There had been positive development in towns along the Rail Trail in Central Otago, and he wanted to see the same happen in Southland, he said.
The project management group would meet tomorrow to consider whether to appeal against the decision or develop the proposed alternate route, along the Mararoa River, he said.
However, Fish and Game Southland said the decision was a win for cyclists and anglers.
Southland manager Maurice Rodway said the organisation was delighted with the decision to decline consent for the section through the Upper Oreti, instead suggesting the Mararoa River route was viable. "That's something we've been promoting all along, so we think it's a very sensible decision."

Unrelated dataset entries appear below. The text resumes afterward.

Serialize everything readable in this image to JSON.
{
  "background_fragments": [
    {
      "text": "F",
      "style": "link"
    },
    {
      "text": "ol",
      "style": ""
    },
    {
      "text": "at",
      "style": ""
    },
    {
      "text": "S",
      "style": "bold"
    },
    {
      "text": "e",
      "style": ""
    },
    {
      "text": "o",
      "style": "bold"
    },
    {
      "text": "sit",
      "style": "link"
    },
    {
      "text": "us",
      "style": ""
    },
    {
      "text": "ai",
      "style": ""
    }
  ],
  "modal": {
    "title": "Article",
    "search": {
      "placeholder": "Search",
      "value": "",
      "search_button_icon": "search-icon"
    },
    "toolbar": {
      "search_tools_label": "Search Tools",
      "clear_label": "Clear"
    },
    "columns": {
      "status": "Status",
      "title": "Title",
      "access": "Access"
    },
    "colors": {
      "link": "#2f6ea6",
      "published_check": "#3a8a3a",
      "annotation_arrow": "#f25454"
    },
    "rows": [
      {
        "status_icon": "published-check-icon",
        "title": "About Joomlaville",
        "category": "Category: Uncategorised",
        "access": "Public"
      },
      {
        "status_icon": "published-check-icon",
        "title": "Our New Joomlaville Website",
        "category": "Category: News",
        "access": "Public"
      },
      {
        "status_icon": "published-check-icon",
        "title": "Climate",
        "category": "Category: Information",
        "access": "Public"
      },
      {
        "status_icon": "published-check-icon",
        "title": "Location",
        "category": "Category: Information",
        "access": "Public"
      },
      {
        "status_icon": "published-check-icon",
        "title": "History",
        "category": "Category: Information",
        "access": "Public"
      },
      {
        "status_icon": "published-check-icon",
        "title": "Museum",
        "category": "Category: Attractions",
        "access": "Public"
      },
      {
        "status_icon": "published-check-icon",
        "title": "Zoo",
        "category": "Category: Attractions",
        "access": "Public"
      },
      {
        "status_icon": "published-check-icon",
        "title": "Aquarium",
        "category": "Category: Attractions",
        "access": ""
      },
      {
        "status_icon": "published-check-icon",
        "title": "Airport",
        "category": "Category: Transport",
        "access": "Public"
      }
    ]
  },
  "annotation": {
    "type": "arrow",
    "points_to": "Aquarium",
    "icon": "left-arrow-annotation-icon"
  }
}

When asked to respond to Mr Douglas' view that environmental protection had been given too much weight, Mr Rodway said he believed the commissioner's considerations were "a little more balanced. I think the report is very comprehensive."
As well as considering the adverse environmental impacts of the development, the commissioner also noted the potential negative effects on the economic benefit of the internationally-renowned fishery through the Eyre Mountains, Mr Rodway said.
"It's a win-win situation by adding the cycling amenities and not losing the benefits from the fishery."